Future phases (interfaces noted in `06` §6.5): APS detailed scheduling, Quality, Tool/Mold
management, Maintenance, OEE, PLM/ECO.

---

## Entities / Contracts this file DEFINES (for downstream mapping)

- **Four-layer architecture** (Master Data, Planning, Execution, Costing) + SFC cross-cutting layer.
- **`Resource`** abstraction with `resource_type` {Machine, Tool, Labor}; effective capacity =
  MIN across required resources.
- **Pegging** table — the many-to-many demand↔supply link (sales orders ↔ production orders).
- **Frozen Snapshot** contract on Production Order release (snapshot BOM + Routing).
- **Joint-products / yield-as-distribution** costing model (grades A/B/C, co-products, by-products).
- **11 master enums** (see §0.5) — the configuration vocabulary of the whole module.
- **GL-on-every-event** contract: material issue, confirmation, goods receipt each post to GL.
- Two named state machines: `order_status`, `operation_status` (plus per-entity status rule).

## What this spec EXPECTS FROM THE HOST ERP (integration contract)

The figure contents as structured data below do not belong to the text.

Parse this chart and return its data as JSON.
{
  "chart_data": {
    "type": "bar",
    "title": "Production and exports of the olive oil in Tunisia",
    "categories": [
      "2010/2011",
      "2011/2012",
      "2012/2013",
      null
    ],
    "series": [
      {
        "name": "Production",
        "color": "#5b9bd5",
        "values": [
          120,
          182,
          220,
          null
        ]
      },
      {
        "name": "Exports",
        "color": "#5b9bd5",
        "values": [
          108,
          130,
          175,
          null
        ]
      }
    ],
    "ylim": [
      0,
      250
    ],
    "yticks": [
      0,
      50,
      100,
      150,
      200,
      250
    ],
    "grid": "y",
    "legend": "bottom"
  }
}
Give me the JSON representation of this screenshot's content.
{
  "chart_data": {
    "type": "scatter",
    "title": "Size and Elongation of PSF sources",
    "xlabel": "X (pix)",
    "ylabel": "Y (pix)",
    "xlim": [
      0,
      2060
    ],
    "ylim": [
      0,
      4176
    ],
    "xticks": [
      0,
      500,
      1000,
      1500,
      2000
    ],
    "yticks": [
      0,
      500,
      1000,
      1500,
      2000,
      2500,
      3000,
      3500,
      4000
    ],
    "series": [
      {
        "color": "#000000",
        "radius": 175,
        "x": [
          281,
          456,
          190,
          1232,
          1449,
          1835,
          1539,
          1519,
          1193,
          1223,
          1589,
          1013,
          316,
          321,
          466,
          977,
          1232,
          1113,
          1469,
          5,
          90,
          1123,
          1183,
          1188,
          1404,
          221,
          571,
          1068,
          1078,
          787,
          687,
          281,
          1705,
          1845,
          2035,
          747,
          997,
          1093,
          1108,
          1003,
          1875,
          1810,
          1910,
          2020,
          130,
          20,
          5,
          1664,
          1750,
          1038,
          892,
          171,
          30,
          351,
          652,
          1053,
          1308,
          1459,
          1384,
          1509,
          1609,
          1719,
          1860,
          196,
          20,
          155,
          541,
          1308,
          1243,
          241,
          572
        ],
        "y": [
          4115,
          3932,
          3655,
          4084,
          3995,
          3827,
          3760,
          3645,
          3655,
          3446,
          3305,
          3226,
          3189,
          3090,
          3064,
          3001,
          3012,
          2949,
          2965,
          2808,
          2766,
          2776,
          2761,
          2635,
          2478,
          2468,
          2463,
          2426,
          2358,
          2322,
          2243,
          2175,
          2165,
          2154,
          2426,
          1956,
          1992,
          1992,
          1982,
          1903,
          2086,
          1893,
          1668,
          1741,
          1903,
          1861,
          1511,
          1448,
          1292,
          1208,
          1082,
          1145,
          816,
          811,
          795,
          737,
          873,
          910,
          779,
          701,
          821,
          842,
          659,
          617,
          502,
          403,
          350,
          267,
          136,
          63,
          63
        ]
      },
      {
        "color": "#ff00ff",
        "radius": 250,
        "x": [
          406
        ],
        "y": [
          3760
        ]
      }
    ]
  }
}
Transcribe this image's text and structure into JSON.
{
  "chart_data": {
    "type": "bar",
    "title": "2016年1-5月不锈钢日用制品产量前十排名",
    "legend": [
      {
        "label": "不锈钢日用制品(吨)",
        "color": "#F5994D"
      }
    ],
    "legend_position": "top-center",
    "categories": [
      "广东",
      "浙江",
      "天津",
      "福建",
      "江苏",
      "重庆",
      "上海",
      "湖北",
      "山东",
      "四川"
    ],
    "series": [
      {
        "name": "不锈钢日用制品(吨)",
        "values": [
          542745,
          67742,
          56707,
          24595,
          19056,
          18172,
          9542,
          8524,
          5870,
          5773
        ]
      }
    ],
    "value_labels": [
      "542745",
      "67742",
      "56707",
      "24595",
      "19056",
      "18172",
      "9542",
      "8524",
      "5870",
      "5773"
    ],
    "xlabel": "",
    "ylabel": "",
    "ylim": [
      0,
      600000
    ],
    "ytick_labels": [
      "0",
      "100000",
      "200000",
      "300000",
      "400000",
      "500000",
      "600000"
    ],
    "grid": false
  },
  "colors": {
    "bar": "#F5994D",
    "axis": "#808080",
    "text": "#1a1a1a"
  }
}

- **General Ledger / Finance** — to receive postings on every issue/confirm/GR event.
- **Inventory / Warehouse core** — stock balances, material issues, goods receipts land here.
- **Procurement core** — `procurement_type = Buy` items and MRP purchase suggestions hand off here.
- **Sales orders** — demand source; pegging links manufacturing supply to sales demand.
- **HR / payroll** — labor (`labor_calc` Hourly/PieceRate) and operator pay integrate here.
- Implementation must be done **idiomatically in the host ERP's stack** (here: Laravel 12 module).